I am new to the caret library. I would like to use the train function to run cross-validation on my dataset (using the rpart method for classification). My goal is is to produce learning curves using the data returned from my call to train. The learning curve would plot the dataset size on the x-axis. The error of the predictions on the training and cross validation sets would be plotted as a function of dataset size.
My question is, does caret make predictions on both the training and cv folds? If the answer is yes, how would I go about extracting that data?
Assuming the answer is yes, here is a simple code sample that you could append to to illustrate:
library(MASS)
data(biopsy)
biopsy <- biopsy[, -1]
names(biopsy) <- c("thick", "u.size", "u.shape", "adhsn", "s.size", "nucl", "chrom", "n.nuc", "mit", "class")

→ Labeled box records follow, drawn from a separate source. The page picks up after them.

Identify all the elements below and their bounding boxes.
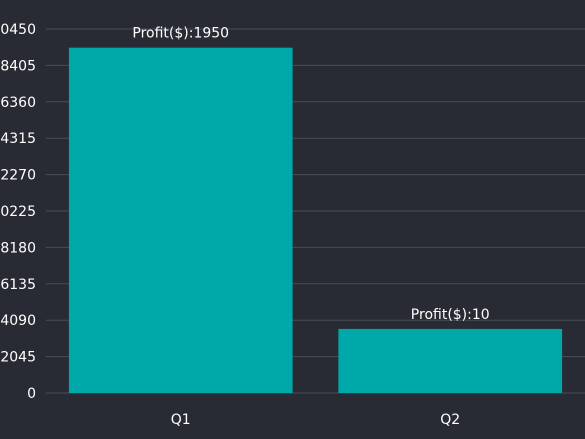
data-labels: Profit($):1950 Profit($):10 [132, 26, 489, 323]
y-tick-label: 16360 [0, 95, 36, 111]
y-tick-label: 2045 [0, 350, 36, 366]
bars [68, 47, 563, 394]
bar-q1 [68, 47, 293, 394]
x-axis: Q1 Q2 [171, 412, 460, 428]
y-tick-label: 4090 [0, 313, 36, 329]
bar-q2 [338, 328, 563, 393]
y-tick-label: 12270 [0, 168, 36, 184]
x-tick-label: Q2 [440, 412, 460, 428]
y-tick-label: 14315 [0, 131, 36, 147]
y-tick-label: 20450 [0, 22, 36, 38]
x-tick-label: Q1 [171, 412, 191, 428]
data-label: Profit($):1950 [132, 26, 229, 42]
y-tick-label: 6135 [0, 277, 36, 293]
y-axis: 0 2045 4090 6135 8180 10225 12270 14315 16360 184… [0, 22, 36, 402]
y-tick-label: 10225 [0, 204, 36, 220]
data-label: Profit($):10 [411, 307, 490, 323]
y-tick-label: 0 [27, 386, 36, 402]
y-tick-label: 8180 [0, 240, 36, 256]
y-tick-label: 18405 [0, 58, 36, 74]
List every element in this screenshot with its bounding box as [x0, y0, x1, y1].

biopsy.v2 <- na.omit(biopsy)
set.seed(1)
ind <- sample(2, nrow(biopsy.v2), replace = TRUE, prob = c(0.7, + 0.3))
biop.train <- biopsy.v2[ind == 1, ]
tr.model <- caret::train(class ~ ., data= biop.train, trControl = trainControl(method="cv", number=4, verboseIter = FALSE, savePredictions = "final"), method='rpart')
#Can I extract train and cv accuracies from tr.model?
Thanks.
note: I realize that I may need to call train repeatedly with different samples of my dataset (assuming caret doesn't also support this), and that is not reflected in the code sample here.